Les circonstances même réelles de nos maux, nous prenons
plaisir à nous les faire valoir à nous-mêmes,
à nous les étaler, comme si nous demandions raison
à quelque juge d'un tort qui nous eût été
fait. Nous augmentons le mal en y appuyant trop notre vue, et en
recherchant avec tant de soin tout ce qui peut le grossir.
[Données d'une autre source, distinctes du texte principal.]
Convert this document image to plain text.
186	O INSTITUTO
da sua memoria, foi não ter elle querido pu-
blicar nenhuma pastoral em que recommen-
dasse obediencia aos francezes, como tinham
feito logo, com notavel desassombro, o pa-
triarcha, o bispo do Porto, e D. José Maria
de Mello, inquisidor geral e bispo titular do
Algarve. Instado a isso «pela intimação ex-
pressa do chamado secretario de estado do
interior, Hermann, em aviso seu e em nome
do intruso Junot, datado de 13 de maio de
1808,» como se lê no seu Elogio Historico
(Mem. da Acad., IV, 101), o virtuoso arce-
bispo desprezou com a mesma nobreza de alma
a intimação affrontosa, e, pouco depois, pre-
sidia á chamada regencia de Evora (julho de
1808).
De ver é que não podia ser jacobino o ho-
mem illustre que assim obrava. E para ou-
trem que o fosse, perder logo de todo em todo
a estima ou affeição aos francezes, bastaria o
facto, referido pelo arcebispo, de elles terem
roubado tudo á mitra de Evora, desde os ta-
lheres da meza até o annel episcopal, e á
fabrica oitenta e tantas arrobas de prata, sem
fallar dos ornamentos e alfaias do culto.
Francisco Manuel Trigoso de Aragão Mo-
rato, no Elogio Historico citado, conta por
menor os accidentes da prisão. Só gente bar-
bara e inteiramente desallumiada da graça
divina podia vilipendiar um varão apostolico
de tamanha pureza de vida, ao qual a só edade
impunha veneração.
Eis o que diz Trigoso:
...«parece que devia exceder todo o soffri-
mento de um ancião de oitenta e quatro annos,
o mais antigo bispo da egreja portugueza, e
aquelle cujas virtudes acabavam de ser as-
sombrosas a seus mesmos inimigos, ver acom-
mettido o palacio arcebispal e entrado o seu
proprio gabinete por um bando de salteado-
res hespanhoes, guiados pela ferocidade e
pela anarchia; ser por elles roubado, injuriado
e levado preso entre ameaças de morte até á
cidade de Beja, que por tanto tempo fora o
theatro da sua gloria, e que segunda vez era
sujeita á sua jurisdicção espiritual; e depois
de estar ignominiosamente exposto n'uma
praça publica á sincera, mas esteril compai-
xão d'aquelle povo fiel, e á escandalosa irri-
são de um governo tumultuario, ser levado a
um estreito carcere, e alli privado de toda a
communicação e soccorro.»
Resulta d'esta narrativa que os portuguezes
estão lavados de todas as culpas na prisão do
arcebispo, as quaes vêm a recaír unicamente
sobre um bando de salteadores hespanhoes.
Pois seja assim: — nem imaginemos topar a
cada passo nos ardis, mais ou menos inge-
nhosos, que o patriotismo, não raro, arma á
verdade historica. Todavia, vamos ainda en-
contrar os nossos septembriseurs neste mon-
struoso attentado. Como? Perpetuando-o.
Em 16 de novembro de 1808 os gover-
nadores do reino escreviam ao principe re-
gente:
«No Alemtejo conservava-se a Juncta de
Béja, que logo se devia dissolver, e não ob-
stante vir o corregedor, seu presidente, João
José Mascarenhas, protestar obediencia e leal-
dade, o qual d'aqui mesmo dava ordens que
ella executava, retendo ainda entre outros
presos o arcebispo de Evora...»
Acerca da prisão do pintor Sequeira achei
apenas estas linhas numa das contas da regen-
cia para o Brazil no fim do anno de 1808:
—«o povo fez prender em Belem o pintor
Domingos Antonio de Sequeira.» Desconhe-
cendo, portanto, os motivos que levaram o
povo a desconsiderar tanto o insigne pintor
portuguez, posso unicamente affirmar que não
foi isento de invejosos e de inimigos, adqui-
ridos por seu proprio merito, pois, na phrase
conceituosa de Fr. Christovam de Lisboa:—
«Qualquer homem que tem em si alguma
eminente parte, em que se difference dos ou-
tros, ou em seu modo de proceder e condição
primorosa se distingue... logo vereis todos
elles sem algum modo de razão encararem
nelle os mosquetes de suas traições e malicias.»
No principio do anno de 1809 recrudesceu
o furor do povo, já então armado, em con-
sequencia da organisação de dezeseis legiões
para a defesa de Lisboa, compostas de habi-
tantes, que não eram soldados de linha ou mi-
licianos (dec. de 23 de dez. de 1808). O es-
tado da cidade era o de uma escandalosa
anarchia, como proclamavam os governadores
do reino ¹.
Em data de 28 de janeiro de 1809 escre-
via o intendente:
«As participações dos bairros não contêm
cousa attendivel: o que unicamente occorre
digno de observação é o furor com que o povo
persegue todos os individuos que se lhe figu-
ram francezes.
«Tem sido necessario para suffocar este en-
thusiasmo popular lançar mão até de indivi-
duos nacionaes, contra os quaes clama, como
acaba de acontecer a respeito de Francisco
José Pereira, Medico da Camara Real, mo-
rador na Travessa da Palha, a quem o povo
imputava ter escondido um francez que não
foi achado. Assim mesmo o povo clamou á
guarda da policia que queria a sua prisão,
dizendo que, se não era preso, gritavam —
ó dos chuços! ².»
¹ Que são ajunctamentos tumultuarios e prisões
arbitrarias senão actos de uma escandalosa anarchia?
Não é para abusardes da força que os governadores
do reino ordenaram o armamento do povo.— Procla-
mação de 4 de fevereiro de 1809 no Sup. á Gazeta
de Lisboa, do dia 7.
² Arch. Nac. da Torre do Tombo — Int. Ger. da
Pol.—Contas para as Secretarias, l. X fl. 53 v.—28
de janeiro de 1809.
On a pour les violentes douleur je ne sais quelle complaisance
qui s'oppose aux remèdes, et repousse la consolation. Le
consolateur le plus tendre paraît un indifférent qui
déplaît. Nous voudrions que tout ce qui nous approche
prît le sentiment qui nous possède ; et n'en être
pas plein comme nous, c'est nous faire une espèce d'offense
: surtout ceux qui ont l'audace de combattre les motifs de notre
affliction, sont nos ennemis déclarés. Ne devenons-nous
pas au contraire être ravis que l'on nous fît soupçonner
de fausseté et d'erreur des façons de penser qui nous
causent tant de tourments ?
Enfin , quoiqu'il soit fort étrange de l'avancer, il est
vrai cependant que nous ayons un certain amour pour là douleur,
et que dans quelques caractères il est invincible. Le premier
pas vers le bonheur serait de s'en défaire, et de retrancher
à notre imagination tous ses talents malfaisants, ou du moins
de la tenir pour fort suspecte. Ceux qui ne peuvent douter qu'ils
n'aient toujours une vue saine de tout, sont incurables ; il est
bien juste qu'une moindre opinion de soi-même ait quelquefois
sa récompense.
N'y aurait-il point moyen de tirer des choses plus de bien que
de mal, et de disposer son imagination, de sorte qu'elle séparât
les plaisirs d'avec les chagrins, et ne laissât passer que
les plaisirs ? cette proposition ne le cède guère
en difficulté à la pierre philosophale ; et si on
la peut exécuter, ce ne peut être qu'avec le plus heureux
naturel du monde, et tout l'art de la philosophie. Songeons que
la plupart des choses sont d'une nature très douteuse
; et que quoiqu'elles nous frappent bien vite comme biens ou comme
maux, nous ne savons pas trop au vrai ce qu'elles sont. Tel événement
vous a paru d'abord un grand malheur, que vous auriez été
bien fâché dans la suite qu’il4 ne fût
pas arrivé ; et si vous aviez connu ce qu'il amenait après
lui, il vous aurait transporté de joie. Et sur ce pied-là,
quel regret ne dz-vous pas avoir à votre chagrin? il ne
faut donc pas se presser de s’affliger : attendons que ce
qui nous paraît si mauvais se développe. Mais d'un
autre côté ce qui nous paraît agréable
peut amener aussi, peut cacher quelque chose de mauvais, et
il ne faut pas se presser de se réjouir. Ce n'est pas une
conséquence ; on ne doit pas tenir la même rigueur
à la joie qu'au chagrin.
Un grand obstacle au bonheur, c'est de s'attendre à un trop
grand bonheur. Figurons-nous qu'avant que de nous faire naître,
on nous montre le séjour qui nous est préparé,
et ce nombre infini de maux qui doivent se distribuer entre ses
habitants. De quelle frayeur ne serions-nous pas saisis à
la vue de ce terrible partage où nous devrions entrer ? et
ne compterions-nous pas pour un bonheur prodigieux d'en être
quittes à aussi bon marché qu'on l'est dans ces conditions
médiocres, qui nous paraissent présentement insupportables ?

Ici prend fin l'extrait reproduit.